"As the U.S. population is growing older, there is interest now in how we can live so that we improve our functional capacity well into older age, and not just our physical capacity but our mental capacity, and what they're seeing with regard to [mental] function adds to that body of evidence that physical activity may play an important role," says I-Min Lee, MBBS, ScD, associate epidemiologist at Brigham and Women's Hospital and associate professor of medicine at Harvard Medical School in Boston. Lee, who headed the study, commented on the new findings for WebMD.
In a separate study presented at a meeting of the American College of Cardiology, researchers from Cedars Sinai Medical Center in Los Angeles reported that among overweight women undergoing evaluation for possible heart disease, those who rarely or never performed strenuous activities were more likely to have signs of one risk factor for type 2 diabetes and the heart problems related to it. In addition, inactive women also had much higher blood levels of triglycerides, a harmful form of fat, than the active women.

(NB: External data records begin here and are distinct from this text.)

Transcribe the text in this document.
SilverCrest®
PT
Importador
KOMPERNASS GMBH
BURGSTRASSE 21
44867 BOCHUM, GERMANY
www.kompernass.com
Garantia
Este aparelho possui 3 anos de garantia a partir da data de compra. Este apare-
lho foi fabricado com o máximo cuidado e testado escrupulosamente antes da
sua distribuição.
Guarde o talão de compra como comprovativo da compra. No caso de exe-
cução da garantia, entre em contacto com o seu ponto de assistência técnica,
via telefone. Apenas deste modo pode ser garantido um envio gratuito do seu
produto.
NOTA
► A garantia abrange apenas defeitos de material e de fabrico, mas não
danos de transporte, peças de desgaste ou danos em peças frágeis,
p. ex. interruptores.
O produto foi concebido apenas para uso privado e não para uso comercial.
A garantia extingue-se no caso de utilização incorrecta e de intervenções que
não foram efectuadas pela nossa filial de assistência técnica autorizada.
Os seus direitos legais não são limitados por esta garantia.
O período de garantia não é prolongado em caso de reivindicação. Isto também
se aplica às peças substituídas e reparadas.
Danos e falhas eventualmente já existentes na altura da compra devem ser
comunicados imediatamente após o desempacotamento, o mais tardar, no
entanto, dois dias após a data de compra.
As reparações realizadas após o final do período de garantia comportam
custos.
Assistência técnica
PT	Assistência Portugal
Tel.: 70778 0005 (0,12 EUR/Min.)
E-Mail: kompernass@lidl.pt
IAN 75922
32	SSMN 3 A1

There are several possible explanations for how stretching the legs can also stretch the mind. Studies of mice show that those that run in exercise wheels for a good part of the day develop more nerve connections and healthier nerve cells in the portion of the brain where learning and memory reside than their sedentary littermates.
"We know that physical activity does a number of favorable things in terms of cardiovascular profile and [artery narrowing], less [blood fat], better fitness -- the same things we know are also associated with [mental] function," Yaffe says.
"Some people say it's not exercising by itself," Oscar Lopez, MD, associate professor of neurology and psychiatry at the University of Pittsburgh, tells WebMD. "It's the social activity that goes with exercise. The guy who wakes up in the morning and starts using [an exercise machine] is different from the group where they run and then they have a cup of tea and spend the whole morning together. That type of social support and contact relieves anxiety and could be as important as exercise by itself."